The number of the Protestants in Brno was increasing and therefore already at the beginning of the 20th century it was decided to build a congregation house, similar to Hus House in Prague. The magnificent plans were interrupted by the First World War. Modern Blahoslav House was ceremonially opened on the 14th of December 1924 and it serves its purpose as the Brno II congregation until now. The House has many purposefully equipped halls and a worship room. There is also a possibility of accommodation (suitable also for students, soldiers, believers from the village). A residential house where ministers and other religious workers live is attached to the worship space.
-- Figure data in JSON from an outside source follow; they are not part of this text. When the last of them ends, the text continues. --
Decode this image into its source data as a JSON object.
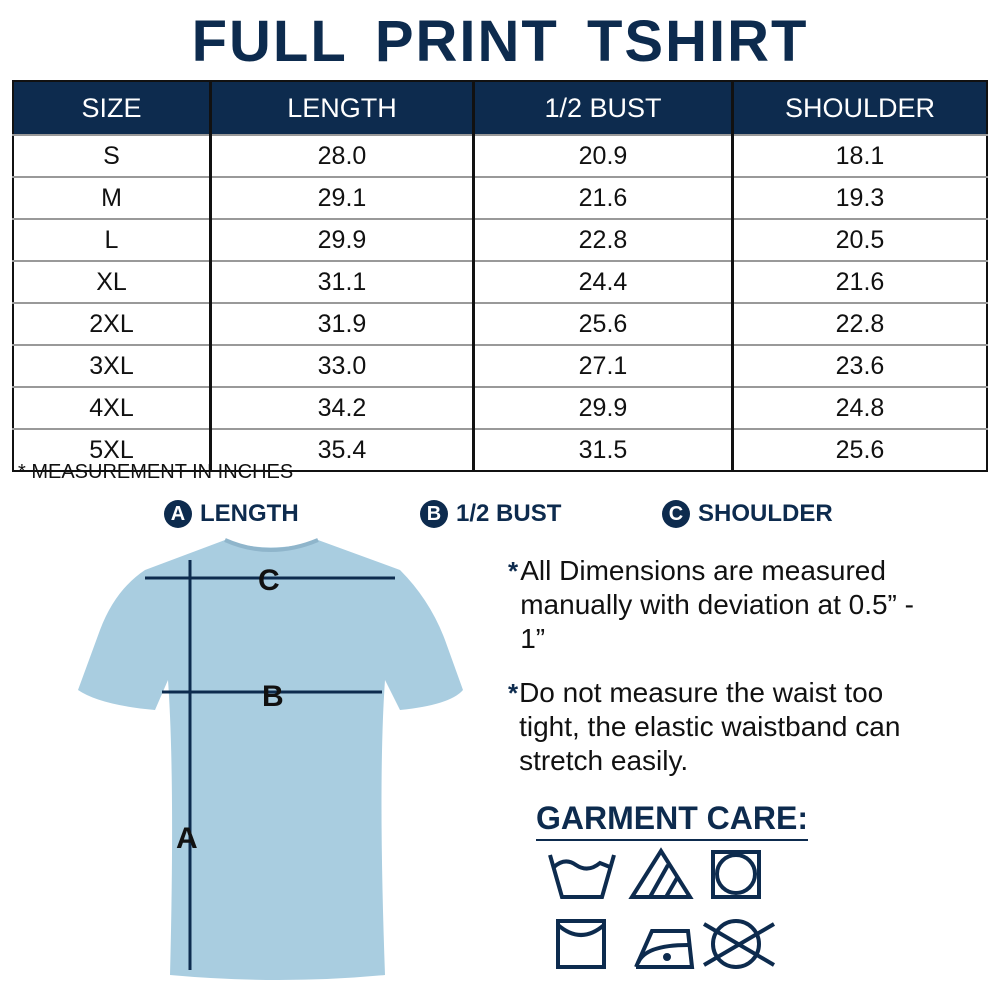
{
  "title": "FULL PRINT TSHIRT",
  "table": {
    "headers": [
      "SIZE",
      "LENGTH",
      "1/2 BUST",
      "SHOULDER"
    ],
    "rows": [
      [
        "S",
        "28.0",
        "20.9",
        "18.1"
      ],
      [
        "M",
        "29.1",
        "21.6",
        "19.3"
      ],
      [
        "L",
        "29.9",
        "22.8",
        "20.5"
      ],
      [
        "XL",
        "31.1",
        "24.4",
        "21.6"
      ],
      [
        "2XL",
        "31.9",
        "25.6",
        "22.8"
      ],
      [
        "3XL",
        "33.0",
        "27.1",
        "23.6"
      ],
      [
        "4XL",
        "34.2",
        "29.9",
        "24.8"
      ],
      [
        "5XL",
        "35.4",
        "31.5",
        "25.6"
      ]
    ]
  },
  "note": "* MEASUREMENT IN INCHES",
  "legend": [
    {
      "letter": "A",
      "label": "LENGTH"
    },
    {
      "letter": "B",
      "label": "1/2 BUST"
    },
    {
      "letter": "C",
      "label": "SHOULDER"
    }
  ],
  "diagram": {
    "shirt_color": "#a9cde0",
    "labels": {
      "a": "A",
      "b": "B",
      "c": "C"
    }
  },
  "bullets": [
    "All Dimensions are measured manually with deviation at 0.5” - 1”",
    "Do not measure the waist too tight, the elastic waistband can stretch easily."
  ],
  "care": {
    "title": "GARMENT CARE:",
    "icons": [
      "hand-wash-icon",
      "bleach-icon",
      "tumble-dry-icon",
      "line-dry-icon",
      "iron-icon",
      "do-not-dry-clean-icon"
    ]
  },
  "colors": {
    "navy": "#0d2b4e"
  }
}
In Brno-Židenice, in Konečného Street a congregation was established in 1929. Soon a live congregation started to consider building a church and thanks to the plans of a congregation member architect Miloslav Tejc and diligence of a builder Zukal as well as the congregation members, a spacious functionalist church with a necessary facilities and with a rectory was opened on the 2nd of June 1935. Three bells (gift from congregation members) were hung in the tower. But just one of them was preserved…

Air attacks at the end of the Second World War however also hit the new church in Židenice. It was almost completely destroyed but thanks to the dedication of people it was consecrated again as early as on the 2nd of June 1946 and it has been maintained perfectly until now.

The fourth congregation in Brno-Husovice was formed in the year 1945 and it owns a congregation house in Netušilova Street. The congregation is young and it relies on a community of young families with children. In the garden of the house a log-cabin for children and youth was built. A regular cultural event “Yard of Husovice” with a vernissage of exhibitions and theatrical performaces is held here. Bigbeat worship is as well very popular.

The Czechoslovak Hussite Church has several congregations in Brno: it is Hus congregation, a functionalist church from the year 1929 in Botanická Street and a church in Brno-Královo Pole, the first sacred constructivist building from the year 1925. There is a Church of the Saviour in Brno-Židenice.

The Church of the Brethren has its congregation in Kounicova Street. The house of prayer with a big and small hall was built in the years 1924–1925; another congregation is in Brno-Královo Pole. Brno-Betanie congregation belongs here, too.

The Jewish synagogue from the year 1885 was burned to ground already on the 16th of March 1939. The other synagogues did not survive the Second World War, either. Only a synagogue in Skořepka Street was renewed in the year 1945 and it serves to the worship purposes. It is the only live synagogue in the whole territory of Moravia and Silesia.

The Orthodox Church has been using St. Wenceslas’ Church in Špilberk since 1931. Many other churches have also their tabernacles in Brno, the town of tolerance.